The strange, dawning truth of it is that he’s right—because the moment I’m contributing instead of drowning, the moment I’m a voice in the operation rather than its sole point of failure, the anxiety loosens its grip entirely.

I fold the chocolate chips in myself, gently, the way I just instructed Riot, and no one rushes me, and no one takes the bowl, and no one makes me feel like the broken variable in an equation I can’t solve alone.

It is its own quiet revelation, watching how they fit—how four jagged, dangerous people slot together into something that actually functions.

Doc directs without dominating, ceding each task to whoever’s suited and stepping back the instant he’s not needed.

Riot does the heavy thoughtless work and pretends to resent it while clearly loving being useful to me.

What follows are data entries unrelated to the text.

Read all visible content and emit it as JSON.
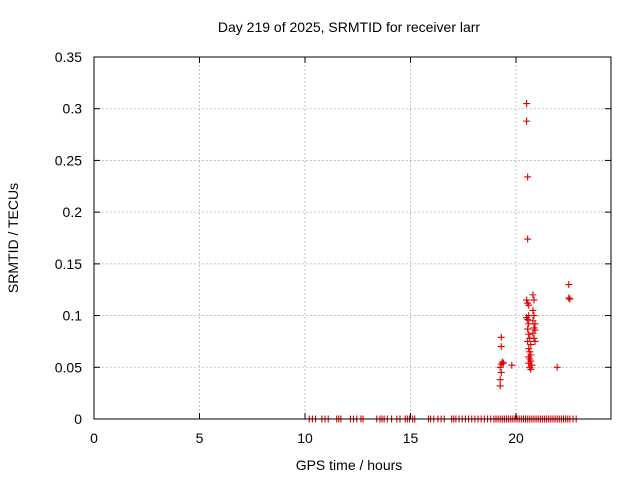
{
  "chart_data": {
    "type": "scatter",
    "title": "Day 219 of 2025, SRMTID for receiver larr",
    "xlabel": "GPS time / hours",
    "ylabel": "SRMTID / TECUs",
    "xlim": [
      0,
      24.5
    ],
    "ylim": [
      0,
      0.35
    ],
    "xticks": [
      0,
      5,
      10,
      15,
      20
    ],
    "xtick_labels": [
      "0",
      "5",
      "10",
      "15",
      "20"
    ],
    "yticks": [
      0,
      0.05,
      0.1,
      0.15,
      0.2,
      0.25,
      0.3,
      0.35
    ],
    "ytick_labels": [
      "0",
      "0.05",
      "0.1",
      "0.15",
      "0.2",
      "0.25",
      "0.3",
      "0.35"
    ],
    "grid": true,
    "marker": "plus",
    "color": "#dd0000",
    "series": [
      {
        "name": "SRMTID",
        "points": [
          [
            10.2,
            0
          ],
          [
            10.35,
            0
          ],
          [
            10.5,
            0
          ],
          [
            10.8,
            0
          ],
          [
            10.95,
            0
          ],
          [
            11.1,
            0
          ],
          [
            11.5,
            0
          ],
          [
            11.6,
            0
          ],
          [
            11.7,
            0
          ],
          [
            12.15,
            0
          ],
          [
            12.3,
            0
          ],
          [
            12.45,
            0
          ],
          [
            12.65,
            0
          ],
          [
            12.75,
            0
          ],
          [
            13.4,
            0
          ],
          [
            13.55,
            0
          ],
          [
            13.65,
            0
          ],
          [
            13.75,
            0
          ],
          [
            13.9,
            0
          ],
          [
            14.1,
            0
          ],
          [
            14.35,
            0
          ],
          [
            14.5,
            0
          ],
          [
            14.75,
            0
          ],
          [
            14.85,
            0
          ],
          [
            14.95,
            0
          ],
          [
            15.1,
            0
          ],
          [
            15.2,
            0
          ],
          [
            15.85,
            0
          ],
          [
            15.95,
            0
          ],
          [
            16.1,
            0
          ],
          [
            16.3,
            0
          ],
          [
            16.45,
            0
          ],
          [
            16.6,
            0
          ],
          [
            16.95,
            0
          ],
          [
            17.05,
            0
          ],
          [
            17.15,
            0
          ],
          [
            17.3,
            0
          ],
          [
            17.45,
            0
          ],
          [
            17.6,
            0
          ],
          [
            17.75,
            0
          ],
          [
            17.9,
            0
          ],
          [
            18.05,
            0
          ],
          [
            18.2,
            0
          ],
          [
            18.35,
            0
          ],
          [
            18.5,
            0
          ],
          [
            18.65,
            0
          ],
          [
            18.8,
            0
          ],
          [
            18.95,
            0
          ],
          [
            19.05,
            0
          ],
          [
            19.15,
            0
          ],
          [
            19.25,
            0
          ],
          [
            19.35,
            0
          ],
          [
            19.45,
            0
          ],
          [
            19.55,
            0
          ],
          [
            19.65,
            0
          ],
          [
            19.75,
            0
          ],
          [
            19.85,
            0
          ],
          [
            19.95,
            0
          ],
          [
            20.05,
            0
          ],
          [
            20.15,
            0
          ],
          [
            20.25,
            0
          ],
          [
            20.35,
            0
          ],
          [
            20.45,
            0
          ],
          [
            20.55,
            0
          ],
          [
            20.65,
            0
          ],
          [
            20.75,
            0
          ],
          [
            20.85,
            0
          ],
          [
            20.95,
            0
          ],
          [
            21.05,
            0
          ],
          [
            21.15,
            0
          ],
          [
            21.25,
            0
          ],
          [
            21.35,
            0
          ],
          [
            21.45,
            0
          ],
          [
            21.55,
            0
          ],
          [
            21.65,
            0
          ],
          [
            21.75,
            0
          ],
          [
            21.85,
            0
          ],
          [
            21.95,
            0
          ],
          [
            22.05,
            0
          ],
          [
            22.15,
            0
          ],
          [
            22.25,
            0
          ],
          [
            22.35,
            0
          ],
          [
            22.45,
            0
          ],
          [
            22.55,
            0
          ],
          [
            22.7,
            0
          ],
          [
            22.85,
            0
          ],
          [
            19.3,
            0.079
          ],
          [
            19.3,
            0.07
          ],
          [
            19.35,
            0.055
          ],
          [
            19.3,
            0.053
          ],
          [
            19.25,
            0.05
          ],
          [
            19.3,
            0.045
          ],
          [
            19.25,
            0.038
          ],
          [
            19.25,
            0.032
          ],
          [
            19.4,
            0.054
          ],
          [
            19.8,
            0.052
          ],
          [
            20.5,
            0.305
          ],
          [
            20.5,
            0.288
          ],
          [
            20.55,
            0.234
          ],
          [
            20.55,
            0.174
          ],
          [
            20.5,
            0.115
          ],
          [
            20.55,
            0.112
          ],
          [
            20.6,
            0.11
          ],
          [
            20.5,
            0.098
          ],
          [
            20.6,
            0.1
          ],
          [
            20.55,
            0.096
          ],
          [
            20.6,
            0.092
          ],
          [
            20.55,
            0.087
          ],
          [
            20.6,
            0.082
          ],
          [
            20.65,
            0.078
          ],
          [
            20.55,
            0.075
          ],
          [
            20.7,
            0.072
          ],
          [
            20.6,
            0.068
          ],
          [
            20.65,
            0.065
          ],
          [
            20.7,
            0.062
          ],
          [
            20.6,
            0.06
          ],
          [
            20.65,
            0.058
          ],
          [
            20.7,
            0.056
          ],
          [
            20.6,
            0.054
          ],
          [
            20.75,
            0.052
          ],
          [
            20.65,
            0.05
          ],
          [
            20.7,
            0.048
          ],
          [
            20.8,
            0.12
          ],
          [
            20.85,
            0.115
          ],
          [
            20.8,
            0.105
          ],
          [
            20.85,
            0.1
          ],
          [
            20.8,
            0.095
          ],
          [
            20.9,
            0.092
          ],
          [
            20.85,
            0.088
          ],
          [
            20.9,
            0.086
          ],
          [
            20.8,
            0.083
          ],
          [
            20.85,
            0.078
          ],
          [
            20.9,
            0.075
          ],
          [
            21.95,
            0.05
          ],
          [
            22.5,
            0.13
          ],
          [
            22.5,
            0.117
          ],
          [
            22.55,
            0.116
          ]
        ]
      }
    ]
  }
}
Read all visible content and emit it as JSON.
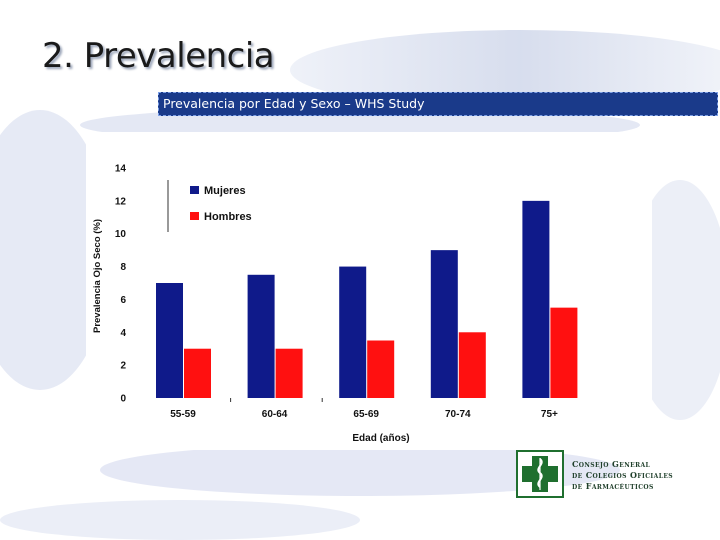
{
  "slide": {
    "title": "2. Prevalencia",
    "subtitle": "Prevalencia por Edad y Sexo – WHS Study"
  },
  "logo": {
    "lines": [
      "Consejo General",
      "de Colegios Oficiales",
      "de Farmacéuticos"
    ],
    "color": "#1f6f2f"
  },
  "chart_data": {
    "type": "bar",
    "categories": [
      "55-59",
      "60-64",
      "65-69",
      "70-74",
      "75+"
    ],
    "series": [
      {
        "name": "Mujeres",
        "color": "#0f1a8a",
        "values": [
          7.0,
          7.5,
          8.0,
          9.0,
          12.0
        ]
      },
      {
        "name": "Hombres",
        "color": "#ff1010",
        "values": [
          3.0,
          3.0,
          3.5,
          4.0,
          5.5
        ]
      }
    ],
    "yticks": [
      "0",
      "2",
      "4",
      "6",
      "8",
      "10",
      "12",
      "14"
    ],
    "ylim": [
      0,
      14
    ],
    "ylabel": "Prevalencia Ojo Seco (%)",
    "xlabel": "Edad (años)",
    "legend_position": "top-left",
    "grid": false
  }
}
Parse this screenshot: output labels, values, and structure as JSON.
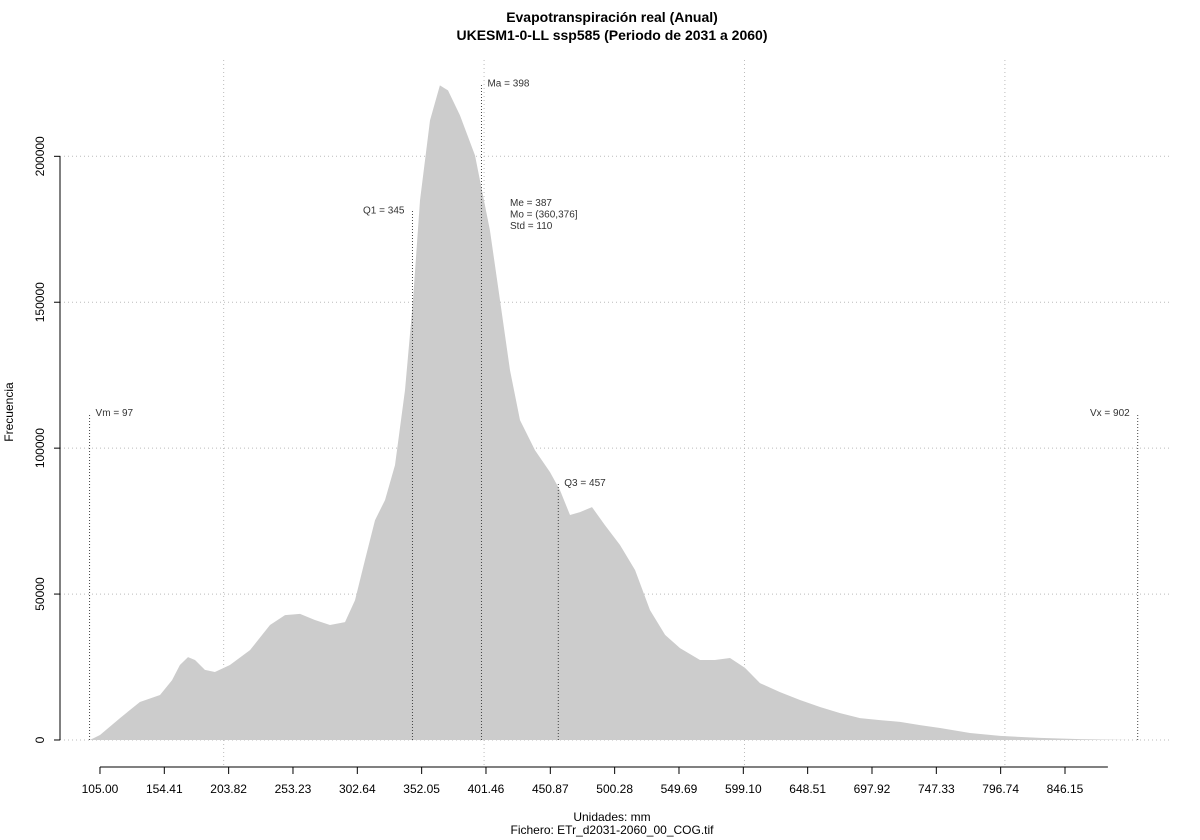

Silas makes every small thing beautiful and narrates his own genius until someone threatens him.

As for me, I am not the patient, prize, or the problem at the center of their orbit.

I am simply one of four, a member of a thing larger than myself, contributing my piece to a whole that none of us could make alone.

I have led people.

Used people.

Have collected and managed and outmaneuvered people my entire life.

I have never once, until this flour-dusted afternoon, simply belonged to a group of them. The novelty of it is almost too much to hold.

We spoon the batter into the tins together—my precise measurements, Riot’s steady hands, Silas’s insistence on wiping every drip from the rims ‘for the aesthetic of the bake’—and Doc slides the trays into the oven with a quiet satisfaction, and then we wait.

And slowly, the kitchen transforms.

The smell comes first, curling out of the oven in warm golden ribbons—banana and melting chocolate and toasting batter, sweet and rich and impossibly homey, mingling with the four scents already braided through the room:Doc’s amber and old books, Riot’s woodsmoke and iron, Silas’s cedar and candied violet, and my own strawberry-sugar threaded through it all.

It is, I think, the single best smell I have ever stood inside of.

Through the oven glass I watch the muffins rise, domes lifting golden and proud where minutes ago there was only my ruin, and the small ordinary miracle of it does something embarrassing to my throat.